The complexity of biotic and abiotic environmental conditions is such that the fitness of individuals is likely to depend on multiple traits. Using a synthetic framework of phenotypic evolution which draws from adaptive dynamics and quantitative genetics approaches, we explore how the number of traits under selection influences convergence stability and evolutionary stability in models for co-evolution in multi-dimensional phenotype spaces. Our results allow us to identify three different effects of trait dimensionality on stability: i) a "combinatorial effect": without epistasis and genetic correlations, a higher number of trait dimensions offers more opportunities for equilibria to be unstable; ii) epistasis interactions, ie, fitness interactions between traits, that tend to destabilize evolutionary equilibria; this effect increases with the dimension of phenotype space.

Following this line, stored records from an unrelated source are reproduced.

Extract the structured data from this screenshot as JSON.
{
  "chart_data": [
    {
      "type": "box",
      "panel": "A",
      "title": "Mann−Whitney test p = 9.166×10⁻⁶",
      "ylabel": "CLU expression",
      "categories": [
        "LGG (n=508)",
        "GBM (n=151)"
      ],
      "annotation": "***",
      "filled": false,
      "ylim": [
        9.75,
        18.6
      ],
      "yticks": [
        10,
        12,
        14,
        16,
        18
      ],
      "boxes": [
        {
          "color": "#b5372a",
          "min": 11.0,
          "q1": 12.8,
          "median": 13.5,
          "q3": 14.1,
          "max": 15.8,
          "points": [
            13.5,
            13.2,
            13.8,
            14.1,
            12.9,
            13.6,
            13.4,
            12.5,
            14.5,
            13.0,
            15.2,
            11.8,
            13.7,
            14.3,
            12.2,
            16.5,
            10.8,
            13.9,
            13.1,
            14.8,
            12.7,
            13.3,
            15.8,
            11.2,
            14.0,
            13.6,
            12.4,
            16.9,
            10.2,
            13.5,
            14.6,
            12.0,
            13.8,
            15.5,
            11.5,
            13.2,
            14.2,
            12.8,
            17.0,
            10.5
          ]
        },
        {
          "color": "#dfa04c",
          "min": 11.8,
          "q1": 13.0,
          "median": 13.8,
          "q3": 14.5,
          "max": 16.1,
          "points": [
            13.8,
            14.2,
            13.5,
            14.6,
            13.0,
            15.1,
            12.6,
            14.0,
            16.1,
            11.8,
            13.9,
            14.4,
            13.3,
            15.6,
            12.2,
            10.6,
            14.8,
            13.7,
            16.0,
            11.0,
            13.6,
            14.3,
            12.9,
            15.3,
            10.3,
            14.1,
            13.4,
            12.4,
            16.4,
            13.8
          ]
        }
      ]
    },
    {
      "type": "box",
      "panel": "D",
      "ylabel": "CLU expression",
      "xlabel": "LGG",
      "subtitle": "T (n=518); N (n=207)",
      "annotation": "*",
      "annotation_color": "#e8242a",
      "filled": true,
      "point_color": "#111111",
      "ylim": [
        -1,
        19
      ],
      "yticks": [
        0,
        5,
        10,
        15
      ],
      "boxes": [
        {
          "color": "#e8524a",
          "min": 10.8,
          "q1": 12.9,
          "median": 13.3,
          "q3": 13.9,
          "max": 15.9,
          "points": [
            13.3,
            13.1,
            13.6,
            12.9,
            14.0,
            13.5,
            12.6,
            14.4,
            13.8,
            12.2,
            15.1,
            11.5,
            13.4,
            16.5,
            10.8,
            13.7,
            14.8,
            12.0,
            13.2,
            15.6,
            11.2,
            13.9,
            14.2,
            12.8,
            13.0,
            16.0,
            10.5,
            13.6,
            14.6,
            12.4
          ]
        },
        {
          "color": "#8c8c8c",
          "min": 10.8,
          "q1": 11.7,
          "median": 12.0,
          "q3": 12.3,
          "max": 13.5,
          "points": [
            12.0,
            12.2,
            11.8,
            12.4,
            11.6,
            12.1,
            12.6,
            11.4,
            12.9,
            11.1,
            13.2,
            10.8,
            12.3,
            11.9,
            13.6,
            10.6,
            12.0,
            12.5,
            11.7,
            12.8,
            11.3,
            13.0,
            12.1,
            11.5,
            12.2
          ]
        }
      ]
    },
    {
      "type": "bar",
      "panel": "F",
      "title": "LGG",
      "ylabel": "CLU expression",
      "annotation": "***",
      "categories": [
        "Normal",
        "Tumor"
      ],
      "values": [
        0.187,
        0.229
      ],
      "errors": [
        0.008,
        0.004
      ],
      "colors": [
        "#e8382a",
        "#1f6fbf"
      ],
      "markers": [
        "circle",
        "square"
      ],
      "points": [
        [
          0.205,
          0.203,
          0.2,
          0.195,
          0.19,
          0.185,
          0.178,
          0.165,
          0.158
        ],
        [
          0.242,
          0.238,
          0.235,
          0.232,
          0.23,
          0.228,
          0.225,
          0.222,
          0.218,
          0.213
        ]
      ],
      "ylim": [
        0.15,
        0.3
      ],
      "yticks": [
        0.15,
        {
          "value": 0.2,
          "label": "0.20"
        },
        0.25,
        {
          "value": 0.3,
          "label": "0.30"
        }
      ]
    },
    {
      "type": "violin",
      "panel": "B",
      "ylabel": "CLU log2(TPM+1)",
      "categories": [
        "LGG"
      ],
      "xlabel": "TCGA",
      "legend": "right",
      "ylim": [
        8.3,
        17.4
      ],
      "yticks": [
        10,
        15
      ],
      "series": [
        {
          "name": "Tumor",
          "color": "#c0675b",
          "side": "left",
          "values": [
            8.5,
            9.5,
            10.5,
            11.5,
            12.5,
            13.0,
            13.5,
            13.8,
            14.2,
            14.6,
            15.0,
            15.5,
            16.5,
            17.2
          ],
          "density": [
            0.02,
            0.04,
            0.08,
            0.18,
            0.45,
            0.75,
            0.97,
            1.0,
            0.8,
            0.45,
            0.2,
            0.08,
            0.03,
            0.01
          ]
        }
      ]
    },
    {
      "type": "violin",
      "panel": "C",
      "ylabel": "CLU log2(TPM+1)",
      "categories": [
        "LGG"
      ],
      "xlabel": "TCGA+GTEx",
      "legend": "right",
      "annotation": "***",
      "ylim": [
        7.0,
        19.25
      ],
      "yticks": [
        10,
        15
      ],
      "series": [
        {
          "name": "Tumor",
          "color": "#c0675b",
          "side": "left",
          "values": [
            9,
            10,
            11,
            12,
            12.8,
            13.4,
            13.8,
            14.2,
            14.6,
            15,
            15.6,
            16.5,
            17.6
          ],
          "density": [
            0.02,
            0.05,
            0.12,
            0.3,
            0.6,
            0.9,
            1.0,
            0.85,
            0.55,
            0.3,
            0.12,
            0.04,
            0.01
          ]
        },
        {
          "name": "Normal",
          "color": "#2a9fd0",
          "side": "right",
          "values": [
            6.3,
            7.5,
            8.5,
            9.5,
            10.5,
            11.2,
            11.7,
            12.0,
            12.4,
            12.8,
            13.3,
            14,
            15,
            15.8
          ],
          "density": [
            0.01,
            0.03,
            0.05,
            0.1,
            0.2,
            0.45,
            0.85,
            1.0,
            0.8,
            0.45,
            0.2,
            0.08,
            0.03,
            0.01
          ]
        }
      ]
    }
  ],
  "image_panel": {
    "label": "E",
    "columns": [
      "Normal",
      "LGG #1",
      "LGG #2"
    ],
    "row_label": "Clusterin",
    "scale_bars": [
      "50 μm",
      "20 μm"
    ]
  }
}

These first two effects influence both convergence stability and evolutionary stability, while iii) genetic correlations (due eg to pleiotropy or linkage disequilibrium) can only affect convergence stability. We illustrate the general prediction that increased dimensionality destabilizes evolutionary equilibria using examples drawn from well-studied classical models of: frequency-dependent competition for resources, adaptation to a spatially heterogeneous environment, and antagonistic coevolution. In addition, our analyses show that increased dimensionality can favor diversification, e.g. in the form of local adaptation, as well as evolutionary escape.